The living room is dark, and I sit with my steaming hot cup of coffee in a room with a single candle lit. I find it amazing how one tiny flame brightens an entire room.
Lately, I have been pondering much and most of it has a very sad and negative outcome. My husband is growing weaker, in more pain, and more disabled by the day. My ability to work is suffering due to the amount of time I am trying to help my husband in his day to day routines and medical appointments. Consequently, the finances are worse than ever. I ponder the thought that this personal injury case will outlive my husband and I weep often. I weep for the days, months, years and moments of spontaneity, of languishing on a vacation, or a quick bike ride, or walk to the dog park. I mourn for the loss of a loving embrace–made impossible because of his total cervical fusion. Those days were gone almost before they began, as he was injured just 4 years into our marriage.
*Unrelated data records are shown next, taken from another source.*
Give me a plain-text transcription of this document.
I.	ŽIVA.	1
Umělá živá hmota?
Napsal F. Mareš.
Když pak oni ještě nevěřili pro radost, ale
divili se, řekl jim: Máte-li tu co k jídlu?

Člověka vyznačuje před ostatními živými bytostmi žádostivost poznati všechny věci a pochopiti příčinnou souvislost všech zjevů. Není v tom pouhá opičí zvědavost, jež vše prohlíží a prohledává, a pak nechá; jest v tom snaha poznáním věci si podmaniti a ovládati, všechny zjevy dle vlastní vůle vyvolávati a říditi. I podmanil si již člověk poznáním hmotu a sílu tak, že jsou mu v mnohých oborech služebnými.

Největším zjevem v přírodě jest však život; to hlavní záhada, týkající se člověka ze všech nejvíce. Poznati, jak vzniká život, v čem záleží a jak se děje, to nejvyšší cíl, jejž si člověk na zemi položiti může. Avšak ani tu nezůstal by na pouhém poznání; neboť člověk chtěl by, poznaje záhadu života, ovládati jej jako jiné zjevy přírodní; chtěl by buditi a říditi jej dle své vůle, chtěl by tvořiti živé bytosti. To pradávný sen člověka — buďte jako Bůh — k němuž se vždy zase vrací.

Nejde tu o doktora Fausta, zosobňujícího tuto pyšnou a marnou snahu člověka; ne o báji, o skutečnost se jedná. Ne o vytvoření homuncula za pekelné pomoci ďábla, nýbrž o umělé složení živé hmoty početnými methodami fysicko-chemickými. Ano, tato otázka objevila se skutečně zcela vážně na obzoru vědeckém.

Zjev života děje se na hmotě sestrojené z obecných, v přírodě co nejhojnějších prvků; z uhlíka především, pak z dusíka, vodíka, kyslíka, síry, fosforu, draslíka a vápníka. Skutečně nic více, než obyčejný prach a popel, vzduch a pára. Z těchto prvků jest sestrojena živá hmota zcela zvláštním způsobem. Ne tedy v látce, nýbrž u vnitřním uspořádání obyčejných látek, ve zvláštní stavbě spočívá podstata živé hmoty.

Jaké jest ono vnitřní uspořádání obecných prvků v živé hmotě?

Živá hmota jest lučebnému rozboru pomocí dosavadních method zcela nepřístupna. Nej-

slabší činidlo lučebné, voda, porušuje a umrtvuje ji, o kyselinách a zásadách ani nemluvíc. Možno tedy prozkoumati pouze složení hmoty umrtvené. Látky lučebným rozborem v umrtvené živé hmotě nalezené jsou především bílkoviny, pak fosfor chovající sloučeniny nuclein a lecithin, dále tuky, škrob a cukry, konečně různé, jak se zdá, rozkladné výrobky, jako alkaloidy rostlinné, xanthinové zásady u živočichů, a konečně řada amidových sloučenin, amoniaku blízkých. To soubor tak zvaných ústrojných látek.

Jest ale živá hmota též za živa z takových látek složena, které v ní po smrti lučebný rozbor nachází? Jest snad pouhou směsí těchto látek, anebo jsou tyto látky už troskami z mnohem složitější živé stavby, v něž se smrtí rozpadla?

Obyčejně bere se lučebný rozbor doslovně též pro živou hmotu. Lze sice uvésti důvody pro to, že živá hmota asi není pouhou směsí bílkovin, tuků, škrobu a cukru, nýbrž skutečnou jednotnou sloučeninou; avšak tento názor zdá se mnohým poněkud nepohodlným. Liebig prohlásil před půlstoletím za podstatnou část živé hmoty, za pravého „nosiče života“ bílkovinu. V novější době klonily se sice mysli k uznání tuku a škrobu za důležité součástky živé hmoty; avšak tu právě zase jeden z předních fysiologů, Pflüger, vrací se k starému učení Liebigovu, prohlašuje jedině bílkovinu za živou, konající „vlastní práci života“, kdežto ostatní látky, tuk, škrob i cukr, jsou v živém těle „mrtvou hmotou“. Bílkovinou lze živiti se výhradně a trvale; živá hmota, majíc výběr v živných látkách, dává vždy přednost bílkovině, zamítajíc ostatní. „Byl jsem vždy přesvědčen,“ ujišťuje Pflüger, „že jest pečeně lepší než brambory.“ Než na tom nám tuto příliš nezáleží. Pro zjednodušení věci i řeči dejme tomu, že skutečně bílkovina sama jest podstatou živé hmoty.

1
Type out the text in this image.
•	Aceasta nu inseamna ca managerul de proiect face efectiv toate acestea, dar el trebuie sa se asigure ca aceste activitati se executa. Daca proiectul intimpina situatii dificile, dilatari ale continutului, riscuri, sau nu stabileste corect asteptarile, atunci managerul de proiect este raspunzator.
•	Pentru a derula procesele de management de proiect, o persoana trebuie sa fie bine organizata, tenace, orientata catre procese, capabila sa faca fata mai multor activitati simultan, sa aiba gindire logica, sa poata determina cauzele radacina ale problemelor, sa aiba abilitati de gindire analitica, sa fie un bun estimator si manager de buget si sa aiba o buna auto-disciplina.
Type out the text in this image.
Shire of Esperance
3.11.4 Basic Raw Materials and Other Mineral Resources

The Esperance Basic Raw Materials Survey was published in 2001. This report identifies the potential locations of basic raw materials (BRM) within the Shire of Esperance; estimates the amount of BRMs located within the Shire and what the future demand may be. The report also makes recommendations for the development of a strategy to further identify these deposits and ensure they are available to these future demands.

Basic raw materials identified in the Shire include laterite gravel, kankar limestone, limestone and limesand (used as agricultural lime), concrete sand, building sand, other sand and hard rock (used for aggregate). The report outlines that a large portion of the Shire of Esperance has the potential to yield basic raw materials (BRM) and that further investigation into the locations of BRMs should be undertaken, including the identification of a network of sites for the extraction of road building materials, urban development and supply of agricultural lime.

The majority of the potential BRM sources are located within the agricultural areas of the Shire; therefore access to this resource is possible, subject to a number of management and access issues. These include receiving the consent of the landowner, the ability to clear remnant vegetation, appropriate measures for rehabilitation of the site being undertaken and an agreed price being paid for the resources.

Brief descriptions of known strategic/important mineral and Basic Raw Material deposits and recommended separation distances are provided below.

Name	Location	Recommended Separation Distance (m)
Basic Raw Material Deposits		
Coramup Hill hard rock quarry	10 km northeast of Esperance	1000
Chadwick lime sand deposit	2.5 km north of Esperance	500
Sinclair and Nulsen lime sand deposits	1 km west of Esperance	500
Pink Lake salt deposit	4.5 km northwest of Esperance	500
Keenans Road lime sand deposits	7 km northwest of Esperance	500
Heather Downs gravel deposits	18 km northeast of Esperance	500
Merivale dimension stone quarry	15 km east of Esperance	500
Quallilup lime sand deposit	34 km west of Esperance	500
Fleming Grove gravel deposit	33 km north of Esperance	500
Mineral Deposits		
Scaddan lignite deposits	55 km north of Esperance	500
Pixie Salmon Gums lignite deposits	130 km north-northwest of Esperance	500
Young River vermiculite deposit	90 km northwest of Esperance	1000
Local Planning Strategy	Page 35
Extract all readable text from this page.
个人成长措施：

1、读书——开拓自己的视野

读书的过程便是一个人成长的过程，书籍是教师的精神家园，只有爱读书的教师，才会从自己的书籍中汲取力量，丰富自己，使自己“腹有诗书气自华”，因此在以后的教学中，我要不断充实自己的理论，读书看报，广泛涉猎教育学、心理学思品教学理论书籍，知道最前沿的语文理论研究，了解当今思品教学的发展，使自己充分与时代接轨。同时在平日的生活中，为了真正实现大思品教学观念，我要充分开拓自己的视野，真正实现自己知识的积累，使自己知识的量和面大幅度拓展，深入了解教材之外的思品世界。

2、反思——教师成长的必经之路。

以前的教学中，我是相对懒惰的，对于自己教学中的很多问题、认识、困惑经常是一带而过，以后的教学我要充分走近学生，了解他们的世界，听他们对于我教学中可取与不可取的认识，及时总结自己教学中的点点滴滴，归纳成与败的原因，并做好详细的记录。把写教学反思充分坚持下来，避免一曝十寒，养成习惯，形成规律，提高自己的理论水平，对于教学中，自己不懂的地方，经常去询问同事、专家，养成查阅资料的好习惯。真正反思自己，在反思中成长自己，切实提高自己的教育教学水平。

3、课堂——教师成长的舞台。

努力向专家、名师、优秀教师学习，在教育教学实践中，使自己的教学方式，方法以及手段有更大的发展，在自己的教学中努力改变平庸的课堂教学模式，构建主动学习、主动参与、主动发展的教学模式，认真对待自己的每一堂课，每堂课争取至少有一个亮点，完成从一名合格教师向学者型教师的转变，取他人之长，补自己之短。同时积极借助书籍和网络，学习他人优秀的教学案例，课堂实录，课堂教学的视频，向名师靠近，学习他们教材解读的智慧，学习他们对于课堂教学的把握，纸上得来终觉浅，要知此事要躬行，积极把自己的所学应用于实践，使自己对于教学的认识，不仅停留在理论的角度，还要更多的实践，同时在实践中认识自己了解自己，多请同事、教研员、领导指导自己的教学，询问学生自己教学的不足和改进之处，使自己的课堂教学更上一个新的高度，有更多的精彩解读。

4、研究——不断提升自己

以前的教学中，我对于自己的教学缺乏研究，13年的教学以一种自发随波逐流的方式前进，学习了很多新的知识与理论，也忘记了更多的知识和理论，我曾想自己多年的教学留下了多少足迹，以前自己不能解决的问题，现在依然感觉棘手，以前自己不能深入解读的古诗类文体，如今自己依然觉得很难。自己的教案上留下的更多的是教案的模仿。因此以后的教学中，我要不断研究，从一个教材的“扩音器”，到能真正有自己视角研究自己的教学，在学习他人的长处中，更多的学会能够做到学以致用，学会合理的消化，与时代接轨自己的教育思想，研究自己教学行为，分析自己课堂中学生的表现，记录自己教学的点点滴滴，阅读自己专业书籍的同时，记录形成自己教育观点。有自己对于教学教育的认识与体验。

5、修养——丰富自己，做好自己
At times, my anger boils to a point where I find myself unrecognizable. Anger at the store responsible for his disability. Anger at the lawyers who constantly find new and creative ways to delay our case. Anger at the torpid movement of the legal system and the merciless treatment we have received for seven years. Anger at the doctors, who cannot seem to relieve his pain. Often, these thoughts overcome my emotions and try to rob me of my faith.
Imbedded in this, are the issues with my own health and each day, trying to put on a happy face, to muster energy to go on can be difficult when dealing with Leavaquin toxicity and Hashimotos Disease. I try to remain silent about my own sufferings, because his are so much worse–but there are days, moments when I do wallow in them.
But, as awful as all of this has been, I would not want to travel this journey with anyone else. No matter how his physical nature will become, I will always love him and he will always be my best friend.
I don’t know how this will turn out, but this tiny flame sitting on my fireplace this morning, reminds me of Jesus, who is the Light of the world. His light dispels all darkness and gives us hope. If I can just keep my eyes focused on His light, and carry part of His flame within me, I think I will be OK.